Capping 24 total hours of arguments, Democrats tried to cement their case that Trump abused his office by pressuring Kiev to investigate Joe Biden, a former vice president and 2020 Democratic presidential contender, and then obstructed Congress’ inquiry into the matter by barring witnesses and withholding documents.
The president’s legal team will open its defense arguments on Saturday, and will have up to 24 hours over three days to make its case. Senate Majority Leader Mitch McConnell said Saturday’s session would begin at 10 a.m. ET (1500 GMT) and run for several hours.
The Democratic-led House of Representatives last month passed two articles of impeachment, setting the stage for a trial in the Republican-led Senate on whether to oust Trump before he seeks a second term in a November election.
Representative Hakeem Jeffries, another of the Democrats prosecuting the case, said Trump was “calling the shots” in soliciting Ukraine’s interference in the 2020 US election and others in the White House assisted him in trying to hide evidence of the misconduct when it was exposed.
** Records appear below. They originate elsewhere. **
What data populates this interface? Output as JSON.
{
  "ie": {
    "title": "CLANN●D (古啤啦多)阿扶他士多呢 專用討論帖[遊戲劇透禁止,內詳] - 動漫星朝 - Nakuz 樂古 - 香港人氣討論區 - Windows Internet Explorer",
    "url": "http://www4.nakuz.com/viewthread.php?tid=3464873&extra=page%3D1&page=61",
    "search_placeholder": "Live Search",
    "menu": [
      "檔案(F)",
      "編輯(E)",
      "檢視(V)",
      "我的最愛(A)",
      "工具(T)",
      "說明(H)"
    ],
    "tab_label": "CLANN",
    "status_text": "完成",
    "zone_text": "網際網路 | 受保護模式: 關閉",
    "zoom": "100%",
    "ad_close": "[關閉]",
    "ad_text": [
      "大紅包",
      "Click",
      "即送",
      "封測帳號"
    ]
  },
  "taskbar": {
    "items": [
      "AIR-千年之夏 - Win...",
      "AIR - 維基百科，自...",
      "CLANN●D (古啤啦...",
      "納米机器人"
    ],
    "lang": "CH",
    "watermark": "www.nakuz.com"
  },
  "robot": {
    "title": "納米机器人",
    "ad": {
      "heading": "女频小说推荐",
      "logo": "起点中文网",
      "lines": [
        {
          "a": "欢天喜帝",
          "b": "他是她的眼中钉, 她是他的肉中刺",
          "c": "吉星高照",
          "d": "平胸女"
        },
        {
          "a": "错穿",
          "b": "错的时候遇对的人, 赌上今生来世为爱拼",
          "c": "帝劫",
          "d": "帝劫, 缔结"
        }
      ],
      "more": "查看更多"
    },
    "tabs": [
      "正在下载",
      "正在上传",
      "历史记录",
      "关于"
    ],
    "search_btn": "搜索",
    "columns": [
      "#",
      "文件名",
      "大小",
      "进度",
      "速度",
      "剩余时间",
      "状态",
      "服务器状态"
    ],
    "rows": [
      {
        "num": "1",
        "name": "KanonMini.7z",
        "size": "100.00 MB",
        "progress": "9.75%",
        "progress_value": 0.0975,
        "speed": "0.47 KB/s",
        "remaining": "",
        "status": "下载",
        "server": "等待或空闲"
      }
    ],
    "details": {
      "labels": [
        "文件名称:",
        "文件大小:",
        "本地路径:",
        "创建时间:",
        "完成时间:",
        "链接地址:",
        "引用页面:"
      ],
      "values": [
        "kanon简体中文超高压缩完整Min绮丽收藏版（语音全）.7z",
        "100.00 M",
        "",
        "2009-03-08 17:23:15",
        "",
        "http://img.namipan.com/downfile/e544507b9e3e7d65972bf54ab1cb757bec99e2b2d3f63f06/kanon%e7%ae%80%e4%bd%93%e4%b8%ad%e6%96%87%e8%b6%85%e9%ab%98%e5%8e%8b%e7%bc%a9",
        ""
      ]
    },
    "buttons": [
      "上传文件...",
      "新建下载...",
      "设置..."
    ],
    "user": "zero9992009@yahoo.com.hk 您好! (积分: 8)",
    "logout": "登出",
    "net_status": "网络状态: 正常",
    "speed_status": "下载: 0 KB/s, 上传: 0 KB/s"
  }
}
“President Trump tried to cheat, he got caught and then he worked hard to cover it up,” said Jeffries, who added there was a “toxic mess” in the White House that needed to be cleaned up on behalf of the American people.
Democrats have accused Trump of pressuring Ukrainian President Volodymyr Zelenskiy in a July 25 phone call to investigate Biden and his son Hunter, who served on the board of Ukrainian energy company Burisma. They say Trump temporarily withheld $391 million in US military aid to Ukraine as leverage for his demands.
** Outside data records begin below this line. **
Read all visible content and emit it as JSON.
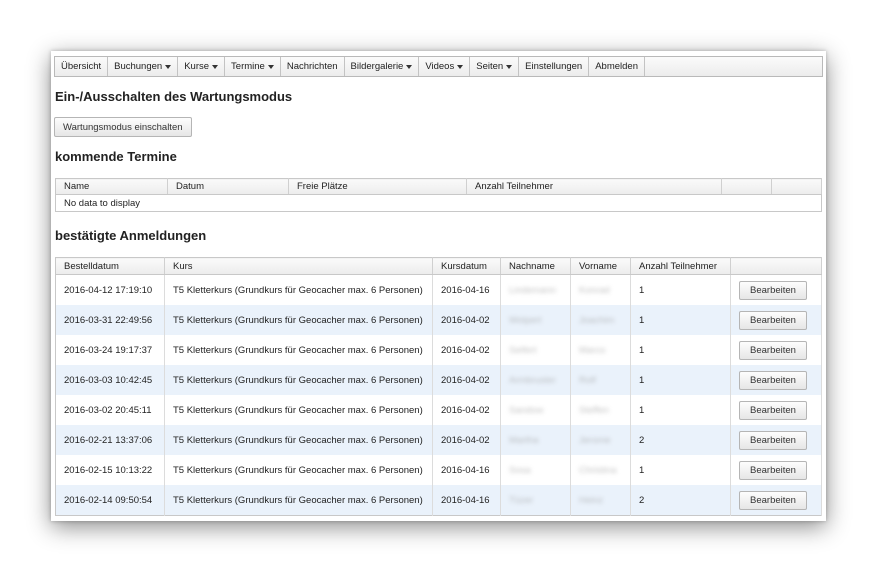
{
  "nav": {
    "items": [
      {
        "label": "Übersicht",
        "dropdown": false
      },
      {
        "label": "Buchungen",
        "dropdown": true
      },
      {
        "label": "Kurse",
        "dropdown": true
      },
      {
        "label": "Termine",
        "dropdown": true
      },
      {
        "label": "Nachrichten",
        "dropdown": false
      },
      {
        "label": "Bildergalerie",
        "dropdown": true
      },
      {
        "label": "Videos",
        "dropdown": true
      },
      {
        "label": "Seiten",
        "dropdown": true
      },
      {
        "label": "Einstellungen",
        "dropdown": false
      },
      {
        "label": "Abmelden",
        "dropdown": false
      }
    ]
  },
  "maintenance": {
    "heading": "Ein-/Ausschalten des Wartungsmodus",
    "button_label": "Wartungsmodus einschalten"
  },
  "upcoming": {
    "heading": "kommende Termine",
    "columns": [
      "Name",
      "Datum",
      "Freie Plätze",
      "Anzahl Teilnehmer",
      "",
      ""
    ],
    "empty_text": "No data to display"
  },
  "confirmed": {
    "heading": "bestätigte Anmeldungen",
    "columns": [
      "Bestelldatum",
      "Kurs",
      "Kursdatum",
      "Nachname",
      "Vorname",
      "Anzahl Teilnehmer",
      ""
    ],
    "action_label": "Bearbeiten",
    "rows": [
      {
        "bestelldatum": "2016-04-12 17:19:10",
        "kurs": "T5 Kletterkurs (Grundkurs für Geocacher max. 6 Personen)",
        "kursdatum": "2016-04-16",
        "nachname": "Lindemann",
        "vorname": "Konrad",
        "anzahl": "1"
      },
      {
        "bestelldatum": "2016-03-31 22:49:56",
        "kurs": "T5 Kletterkurs (Grundkurs für Geocacher max. 6 Personen)",
        "kursdatum": "2016-04-02",
        "nachname": "Wolpert",
        "vorname": "Joachim",
        "anzahl": "1"
      },
      {
        "bestelldatum": "2016-03-24 19:17:37",
        "kurs": "T5 Kletterkurs (Grundkurs für Geocacher max. 6 Personen)",
        "kursdatum": "2016-04-02",
        "nachname": "Seifert",
        "vorname": "Marco",
        "anzahl": "1"
      },
      {
        "bestelldatum": "2016-03-03 10:42:45",
        "kurs": "T5 Kletterkurs (Grundkurs für Geocacher max. 6 Personen)",
        "kursdatum": "2016-04-02",
        "nachname": "Armbruster",
        "vorname": "Rolf",
        "anzahl": "1"
      },
      {
        "bestelldatum": "2016-03-02 20:45:11",
        "kurs": "T5 Kletterkurs (Grundkurs für Geocacher max. 6 Personen)",
        "kursdatum": "2016-04-02",
        "nachname": "Sandow",
        "vorname": "Steffen",
        "anzahl": "1"
      },
      {
        "bestelldatum": "2016-02-21 13:37:06",
        "kurs": "T5 Kletterkurs (Grundkurs für Geocacher max. 6 Personen)",
        "kursdatum": "2016-04-02",
        "nachname": "Martha",
        "vorname": "Jerome",
        "anzahl": "2"
      },
      {
        "bestelldatum": "2016-02-15 10:13:22",
        "kurs": "T5 Kletterkurs (Grundkurs für Geocacher max. 6 Personen)",
        "kursdatum": "2016-04-16",
        "nachname": "Sosa",
        "vorname": "Christina",
        "anzahl": "1"
      },
      {
        "bestelldatum": "2016-02-14 09:50:54",
        "kurs": "T5 Kletterkurs (Grundkurs für Geocacher max. 6 Personen)",
        "kursdatum": "2016-04-16",
        "nachname": "Tüzer",
        "vorname": "Heinz",
        "anzahl": "2"
      }
    ]
  }
}
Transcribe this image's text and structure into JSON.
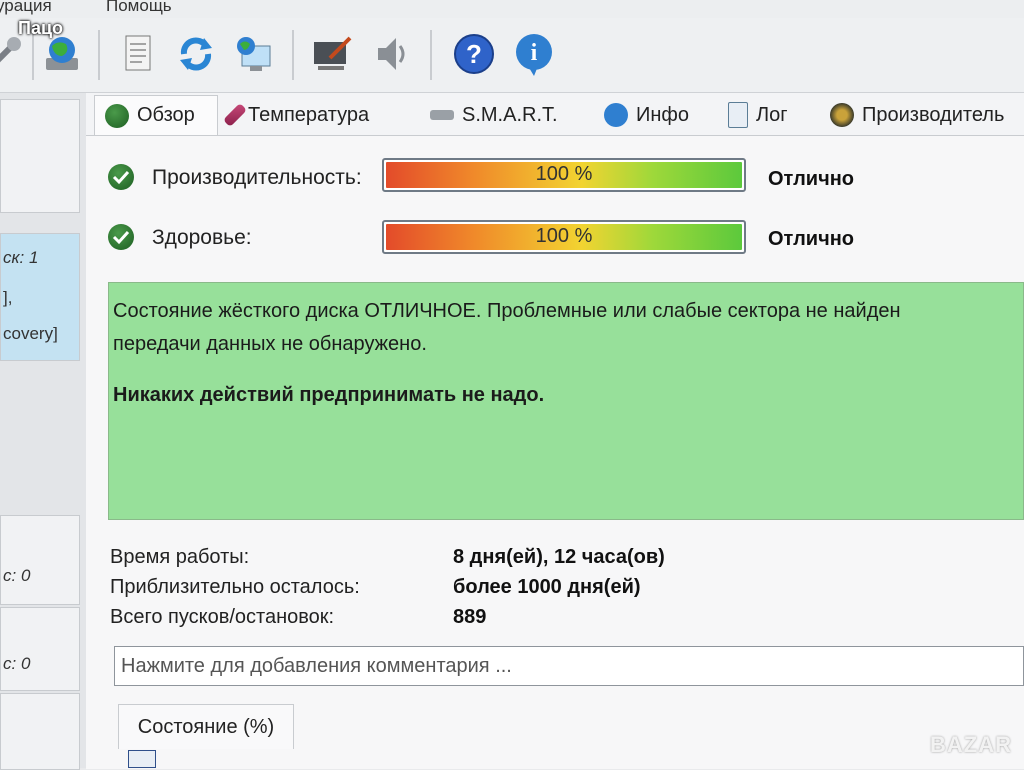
{
  "menu": {
    "items": [
      "урация",
      "Помощь"
    ]
  },
  "watermark": "Пацо",
  "brand": "BAZAR",
  "toolbar": {
    "icons": [
      "tools-icon",
      "globe-disk-icon",
      "document-icon",
      "refresh-icon",
      "network-computer-icon",
      "screen-brush-icon",
      "speaker-icon",
      "help-icon",
      "info-icon"
    ]
  },
  "sidebar": {
    "lines": [
      "ск: 1",
      "],",
      "covery]",
      "с: 0",
      "с: 0"
    ]
  },
  "tabs": [
    {
      "label": "Обзор",
      "icon": "check-circle-icon"
    },
    {
      "label": "Температура",
      "icon": "thermometer-icon"
    },
    {
      "label": "S.M.A.R.T.",
      "icon": "smart-icon"
    },
    {
      "label": "Инфо",
      "icon": "info-icon"
    },
    {
      "label": "Лог",
      "icon": "log-icon"
    },
    {
      "label": "Производитель",
      "icon": "gauge-icon"
    }
  ],
  "performance": {
    "label": "Производительность:",
    "value": 100,
    "text": "100 %",
    "verdict": "Отлично"
  },
  "health": {
    "label": "Здоровье:",
    "value": 100,
    "text": "100 %",
    "verdict": "Отлично"
  },
  "status": {
    "line1": "Состояние жёсткого диска ОТЛИЧНОЕ. Проблемные или слабые сектора не найден",
    "line2": "передачи данных не обнаружено.",
    "advice": "Никаких действий предпринимать не надо."
  },
  "stats": {
    "uptime_label": "Время работы:",
    "uptime_value": "8 дня(ей), 12 часа(ов)",
    "remaining_label": "Приблизительно осталось:",
    "remaining_value": "более 1000 дня(ей)",
    "starts_label": "Всего пусков/остановок:",
    "starts_value": "889"
  },
  "comment": {
    "placeholder": "Нажмите для добавления комментария ..."
  },
  "subtab": {
    "label": "Состояние (%)"
  },
  "colors": {
    "status_bg": "#97e09a",
    "check": "#2f7a33"
  }
}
Democrats also said Trump’s refusal to comply with congressional subpoenas for documents and testimony in the impeachment inquiry was a textbook case of obstruction. They showed video clips of Trump’s attacks on several witnesses in the inquiry and said it amounted to “witness intimidation.”
“This is a determination by President Trump that he wants to be all-powerful. He does not have to respect the Congress. He does not have to respect the representatives of the people. Only his will goes. He is a dictator,” Democratic Representative Jerrold Nadler said.
Trump’s allies have argued his conduct does not rise to the level of an impeachable offense. The US Constitution sets out the impeachment process for removing a president who commits “high crimes and misdemeanors.”
“He has shown neither remorse nor acknowledgement of wrongdoing,” said Democratic Representative Adam Schiff, who has spearheaded the prosecution of Trump in the trial. “Do you think if we do nothing, it’s going to stop now?”
Schiff urged Republican senators to show “political courage” and agree to hear from more witnesses in the trial. Republicans voted along party lines earlier in the week to block Democratic requests for four administration witnesses, including former National Security Adviser John Bolton.
“I implore you, give America a fair trial. She’s worth it,” Schiff said.
Democrats this week have outlined their charges that Trump only grew interested in corruption in Ukraine when it appeared that Biden could become a serious political threat.
ABC News said on Friday it had heard an audio recording from April 2018 in which Trump is heard saying he wants the dismissal of then-US ambassador in Ukraine, Marie Yovanovitch.
“Get rid of her!” Trump said in the recording, according to ABC News.
If true, that would bolster Democrats’ argument that Trump associates spent nearly a year trying to oust Yovanovitch because they saw her as an obstacle in their efforts to pressure Ukraine.
Trump fired Yovanovitch in May 2019. In an interview with Fox News, Trump said he had the right to fire ambassadors if he wished.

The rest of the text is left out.